Le 31 octobre 2008, Michèle Alliot-Marie, ministre de l’Intérieur, remettait en mains propres à un habitant de l’Oise le premier passeport nouvelle génération. L’Etat français s’était engagé en avril de la même année, par décret, à délivrer où qu’on se trouve sur le territoire, une pièce d’identité de ce type ‘à partir du 28 juin 2009‘. Il s’agit de transcrire dans la loi française une directive européenne de 2004.
Sauf que la biométrie a ses adversaires, et que ces derniers reprochent à Paris d’avoir fait du zèle. Notamment en exigeant huit empreintes au lieu de seulement deux, comme le prévoit la directive, et en centralisant les données sur quinze ans. La Commission nationale de l’informatique et des libertés (Cnil) avait d’ailleurs donné un avis défaborable il y a un an. Le 5 juin 2008, elle écrivait: ‘Les finalités de simplification administrative et de lutte contre la fraude documentaire ne sauraient à elles seules justifier la création d’un tel fichier, dès lors qu’aucune mesure particulière n’est prévue pour s’assurer de l’authenticité des pièces d’état civil fournies. Ainsi, rien n’interdira de se présenter sous une fausse identité ou une identité usurpée pour obtenir un passeport. La Commission a donc estimé que la conservation dans un fichier central des photographies et des empreintes digitales était disproportionnée au regard des finalités du fichier‘.
Six mois après l’apparition du premier passeport biométrique, la généralisation de cette pièce d’identité en France a du plomb dans l’aile. De plus en plus de maires résistent au gouvernement et aux préfectures. Pas toujours par idéologie, mais… parce que la mesure plomberait le gagne-pain des artisans-photographes de leur ville. Plainte à l’échelle européenne et recours devant le Conseil d’Etat… L’API, association très critique, bataille ainsi contre la permission faites aux municipalités de faire les photos en mairie. Sur les 2.000 mairies où le dispositif était censé entrer en vigueur de façon anticipée, un tiers est déjà réfractaire. Ce 19 mai, l’API affirme ainsi totaliser 650 courriers d’édiles qui refusent de faire les photos en mairie.
En Suisse, le vote sur le passeport biométrique a constitué l’un des scrutins les plus serrés de l’histoire du pays. C’est par 5.504 voix d’écart seulement (pour 1,9 million de votants) que le peuple a dit oui dimanche à un nouveau passeport à puce. Selon les premiers chiffres concernant les votes des suisses de l’étranger a manifestement participé à faire pencher la balance.

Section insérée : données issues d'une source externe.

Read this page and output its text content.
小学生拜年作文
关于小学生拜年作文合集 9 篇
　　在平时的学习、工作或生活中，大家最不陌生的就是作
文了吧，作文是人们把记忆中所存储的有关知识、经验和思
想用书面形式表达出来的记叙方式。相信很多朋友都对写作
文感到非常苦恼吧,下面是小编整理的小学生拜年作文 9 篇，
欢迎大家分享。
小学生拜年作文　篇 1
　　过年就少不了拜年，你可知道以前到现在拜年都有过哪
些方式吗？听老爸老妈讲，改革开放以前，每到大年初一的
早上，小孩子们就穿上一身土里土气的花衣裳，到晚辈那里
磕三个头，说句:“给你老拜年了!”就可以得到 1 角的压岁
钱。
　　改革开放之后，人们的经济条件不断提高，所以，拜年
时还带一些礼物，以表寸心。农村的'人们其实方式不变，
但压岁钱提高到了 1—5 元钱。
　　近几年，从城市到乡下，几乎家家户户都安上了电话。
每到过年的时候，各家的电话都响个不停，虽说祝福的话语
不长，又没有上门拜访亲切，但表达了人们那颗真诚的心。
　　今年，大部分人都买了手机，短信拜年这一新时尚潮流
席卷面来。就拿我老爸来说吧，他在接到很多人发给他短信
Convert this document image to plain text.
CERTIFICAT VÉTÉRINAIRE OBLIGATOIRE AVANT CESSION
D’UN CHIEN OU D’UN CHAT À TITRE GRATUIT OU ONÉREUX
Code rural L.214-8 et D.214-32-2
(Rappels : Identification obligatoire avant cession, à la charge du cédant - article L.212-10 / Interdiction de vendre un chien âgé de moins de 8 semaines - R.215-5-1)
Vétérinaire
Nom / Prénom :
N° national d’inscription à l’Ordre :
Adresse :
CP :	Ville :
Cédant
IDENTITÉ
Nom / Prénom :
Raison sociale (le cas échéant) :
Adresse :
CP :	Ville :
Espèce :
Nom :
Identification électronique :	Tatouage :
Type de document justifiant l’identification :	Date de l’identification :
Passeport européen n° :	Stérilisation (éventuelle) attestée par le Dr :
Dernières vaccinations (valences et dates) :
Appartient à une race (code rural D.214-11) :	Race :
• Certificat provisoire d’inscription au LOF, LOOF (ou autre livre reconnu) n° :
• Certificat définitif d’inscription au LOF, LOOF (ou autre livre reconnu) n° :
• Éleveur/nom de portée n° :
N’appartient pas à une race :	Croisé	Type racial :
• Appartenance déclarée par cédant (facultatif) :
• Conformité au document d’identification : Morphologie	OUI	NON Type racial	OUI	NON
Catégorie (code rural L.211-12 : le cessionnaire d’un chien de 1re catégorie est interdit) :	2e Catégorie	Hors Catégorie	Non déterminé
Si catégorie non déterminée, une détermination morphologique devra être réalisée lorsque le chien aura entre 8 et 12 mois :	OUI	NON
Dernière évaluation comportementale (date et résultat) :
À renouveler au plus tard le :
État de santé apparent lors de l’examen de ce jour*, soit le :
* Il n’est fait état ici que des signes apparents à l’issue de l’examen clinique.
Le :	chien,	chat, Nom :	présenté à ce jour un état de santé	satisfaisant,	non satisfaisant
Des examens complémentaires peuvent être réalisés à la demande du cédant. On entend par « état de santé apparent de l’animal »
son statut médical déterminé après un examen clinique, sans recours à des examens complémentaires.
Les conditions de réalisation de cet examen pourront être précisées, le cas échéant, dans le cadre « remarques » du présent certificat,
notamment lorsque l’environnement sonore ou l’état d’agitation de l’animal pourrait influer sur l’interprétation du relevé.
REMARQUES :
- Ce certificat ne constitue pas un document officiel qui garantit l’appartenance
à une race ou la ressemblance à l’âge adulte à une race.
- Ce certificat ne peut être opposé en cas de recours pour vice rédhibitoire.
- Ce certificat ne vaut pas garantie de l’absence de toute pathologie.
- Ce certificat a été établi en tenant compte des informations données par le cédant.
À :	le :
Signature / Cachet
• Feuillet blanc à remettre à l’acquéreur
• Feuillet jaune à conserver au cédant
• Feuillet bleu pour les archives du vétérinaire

Les passeports biométriques ont vu le jour en Belgique vers la fin de l’année 2004, faisant de la Belgique l’un des pays précurseurs dans le domaine. Ces passeports identifiables à leur logo sur la face avant de la couverture possèdent une puce électronique (située dans la couverture arrière du passeport) qui contient des informations personnelles sur le porteu : photo d’identité, signature manuscrite, nom, prénoms, numéro de passeport, sexe, date de naissance, lieu de naissance, lieu d’émission du document, autorité ayant délivré le document, dates d’émission et d’expiration. Cette puce est interrogeable à distance (environ 10cm avec un lecteur disponible dans le commerce) mais le standard émis par l’Organisation de l’Aviation Civile Internationale (OACI) prévoit l’utilisation de moyens cryptographiques pour protéger l’accès à distance à ces informations. Il faut selon le standard lire les deux lignes codées (Machine Readable Zone) en bas de la première page du passeport pour obtenir l’accès au contenu de la puce électronique. Le but est d’empêcher la lecture des données personnelles à quiconque ne possédant pas le passeport entre les mains.
On se souviendra qu’en Belgique, une équipe de recherche en cryptographie de l’Université Catholique de Louvain a mis au jour de graves faiblesses dans le passeport biométrique belge, le seul type de passeport distribué depuis fin 2004 en Belgique. Les travaux menés à Louvain-la-Neuve durant le mois de mai 2007 ont montré que les passeports belges émis entre fin 2004 et juillet 2006 ne possèdent aucun mécanisme de sécurité pour protéger les informations personnelles contenues dans la puce électronique du passeport. Quant à ceux émis après juillet 2006, ils bénéficient de mécanismes de sécurité, mais ceux-ci se révèlent insuffisants. Cela signifie que quiconque muni d’un petit dispositif électronique de lecture, facile et peu coûteux à se procurer, peut voler le contenu de passeports alors qu’ils sont encore dans la poche de leur victime et, donc, à l’insu de celle-ci. Photo d’identité et signature manuscrite font partie des informations menacées.